Corporate Research & Development Center

It is a bother to plug and unplug the connector of a conventional wired charger for plug-in hybrid electric vehicles (PHEVs) and electric vehicles (EVs). To address this problem, Toshiba has developed an easy-to-use and safe contactless EV charger. The new contactless charger can transmit electric power over a distance of 17 cm, accommodating the requirement for high-bodied minivans. The charger has been tested in combination with a battery controller mounted on an electric vehicle. The test has verified that the charger has a capacity of 7 kW. Thus, it will halve the charging time, compared to 3-kW-class wired on-board chargers that are most widely used in Japan. The permissible right-left misalignment between the transmitting and receiving pads is up to 25 cm. This will ease the strain on drivers for parking accurately, compared to comparable chargers from other vendors that tolerate a misalignment of only up to 15 cm.

It has been pointed out that it is tedious to have to plug a cable of a PHEV or EV to a socket of a battery charger at the parking lots of homes and offices. Thus, in order to further expand the sales of PHEVs and EVs, there is a strong expectation for contactless charging using wireless power transmission that will ease the trouble of charging.
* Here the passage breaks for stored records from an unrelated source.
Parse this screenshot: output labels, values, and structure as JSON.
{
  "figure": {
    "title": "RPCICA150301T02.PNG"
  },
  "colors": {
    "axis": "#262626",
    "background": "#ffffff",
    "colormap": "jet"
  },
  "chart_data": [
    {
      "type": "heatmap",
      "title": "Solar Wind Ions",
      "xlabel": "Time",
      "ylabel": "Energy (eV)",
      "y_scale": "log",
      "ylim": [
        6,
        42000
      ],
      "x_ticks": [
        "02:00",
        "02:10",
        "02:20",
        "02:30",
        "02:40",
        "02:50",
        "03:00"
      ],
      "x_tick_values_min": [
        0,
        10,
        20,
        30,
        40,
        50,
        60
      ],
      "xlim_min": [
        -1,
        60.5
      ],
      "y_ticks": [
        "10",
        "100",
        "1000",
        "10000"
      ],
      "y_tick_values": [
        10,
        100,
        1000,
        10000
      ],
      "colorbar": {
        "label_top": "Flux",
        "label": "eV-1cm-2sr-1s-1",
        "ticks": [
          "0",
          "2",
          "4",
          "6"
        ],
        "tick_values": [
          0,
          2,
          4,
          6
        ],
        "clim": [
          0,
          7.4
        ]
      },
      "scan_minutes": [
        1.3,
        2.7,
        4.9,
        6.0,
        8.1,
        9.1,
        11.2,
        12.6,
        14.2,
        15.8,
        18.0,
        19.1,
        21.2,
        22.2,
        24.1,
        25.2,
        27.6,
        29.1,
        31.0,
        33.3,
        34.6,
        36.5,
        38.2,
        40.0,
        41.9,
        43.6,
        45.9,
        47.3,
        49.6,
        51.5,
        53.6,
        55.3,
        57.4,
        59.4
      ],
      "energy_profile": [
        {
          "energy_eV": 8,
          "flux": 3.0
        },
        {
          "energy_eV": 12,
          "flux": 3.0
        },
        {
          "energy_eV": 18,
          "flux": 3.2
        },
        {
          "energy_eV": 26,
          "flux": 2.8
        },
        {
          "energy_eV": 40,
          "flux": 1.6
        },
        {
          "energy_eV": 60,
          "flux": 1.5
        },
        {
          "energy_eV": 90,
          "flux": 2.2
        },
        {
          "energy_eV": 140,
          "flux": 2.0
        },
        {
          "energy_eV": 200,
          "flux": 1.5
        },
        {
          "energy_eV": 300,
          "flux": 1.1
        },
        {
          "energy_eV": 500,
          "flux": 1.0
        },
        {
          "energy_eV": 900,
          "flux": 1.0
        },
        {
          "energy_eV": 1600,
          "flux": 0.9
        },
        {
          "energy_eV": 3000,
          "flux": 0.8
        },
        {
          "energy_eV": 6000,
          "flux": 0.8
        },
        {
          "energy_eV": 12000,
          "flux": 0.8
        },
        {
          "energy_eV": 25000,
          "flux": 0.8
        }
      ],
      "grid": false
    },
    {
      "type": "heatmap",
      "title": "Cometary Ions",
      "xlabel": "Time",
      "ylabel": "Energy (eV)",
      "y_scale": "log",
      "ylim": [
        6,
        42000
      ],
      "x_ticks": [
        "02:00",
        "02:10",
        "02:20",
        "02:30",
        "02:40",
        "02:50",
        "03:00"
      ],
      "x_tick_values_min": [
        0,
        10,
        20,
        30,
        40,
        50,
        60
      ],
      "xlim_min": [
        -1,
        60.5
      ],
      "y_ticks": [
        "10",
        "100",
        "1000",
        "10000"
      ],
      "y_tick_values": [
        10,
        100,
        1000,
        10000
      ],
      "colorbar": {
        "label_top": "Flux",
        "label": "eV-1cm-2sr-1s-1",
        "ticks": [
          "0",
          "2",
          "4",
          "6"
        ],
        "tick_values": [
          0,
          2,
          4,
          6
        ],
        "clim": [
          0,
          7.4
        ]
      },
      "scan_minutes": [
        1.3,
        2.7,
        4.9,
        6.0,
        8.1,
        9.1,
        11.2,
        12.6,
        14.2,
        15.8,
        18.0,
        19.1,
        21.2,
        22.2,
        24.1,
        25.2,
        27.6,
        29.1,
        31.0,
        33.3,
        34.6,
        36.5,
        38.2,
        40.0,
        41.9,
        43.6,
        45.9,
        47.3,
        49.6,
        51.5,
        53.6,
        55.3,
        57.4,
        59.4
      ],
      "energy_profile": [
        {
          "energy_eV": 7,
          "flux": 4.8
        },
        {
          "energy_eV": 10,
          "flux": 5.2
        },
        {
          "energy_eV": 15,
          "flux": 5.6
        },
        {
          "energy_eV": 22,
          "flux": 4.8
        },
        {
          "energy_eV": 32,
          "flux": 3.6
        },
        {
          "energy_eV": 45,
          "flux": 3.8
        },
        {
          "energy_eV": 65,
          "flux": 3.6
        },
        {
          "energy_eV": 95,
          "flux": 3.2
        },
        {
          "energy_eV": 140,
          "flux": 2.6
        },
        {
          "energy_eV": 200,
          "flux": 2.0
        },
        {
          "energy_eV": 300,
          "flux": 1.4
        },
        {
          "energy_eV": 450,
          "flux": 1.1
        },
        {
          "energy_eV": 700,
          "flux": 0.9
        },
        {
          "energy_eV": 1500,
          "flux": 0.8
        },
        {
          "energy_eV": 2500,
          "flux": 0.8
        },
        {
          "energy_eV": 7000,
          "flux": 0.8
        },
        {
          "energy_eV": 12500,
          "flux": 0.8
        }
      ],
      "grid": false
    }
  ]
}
To address this need, Toshiba has developed a 7-kW contactless EV charger that employs a magnetic resonance method that provides a longer transmission range than the conventional electromagnetic induction method.
A combination test with an on-board battery controller has verified that the charger has a capacity of 7 kW. The transmitting pad measuring 60 × 40 cm placed on the ground can be up to 17 cm apart from the receiving pad of the same size mounted on the underside of an electric vehicle. This means the contactless charger can be used to charge the battery of minivans. The charger controls both the power transmitter and receiver via wireless LAN and dynamically chooses the optimal charging voltage according to the changes in the state of charge of the secondary battery, maintaining an almost constant power transmission efficiency. Consequently, the charger provides a high power transmission efficiency even when the transmitter and receiver coils are misaligned right-left by 25 cm.

We are planning to start a field test in 2014. Additionally, we will further increase the transmission power to expand the contactless charger applications to electric buses. We will also actively partake in international standardization and rulemaking efforts.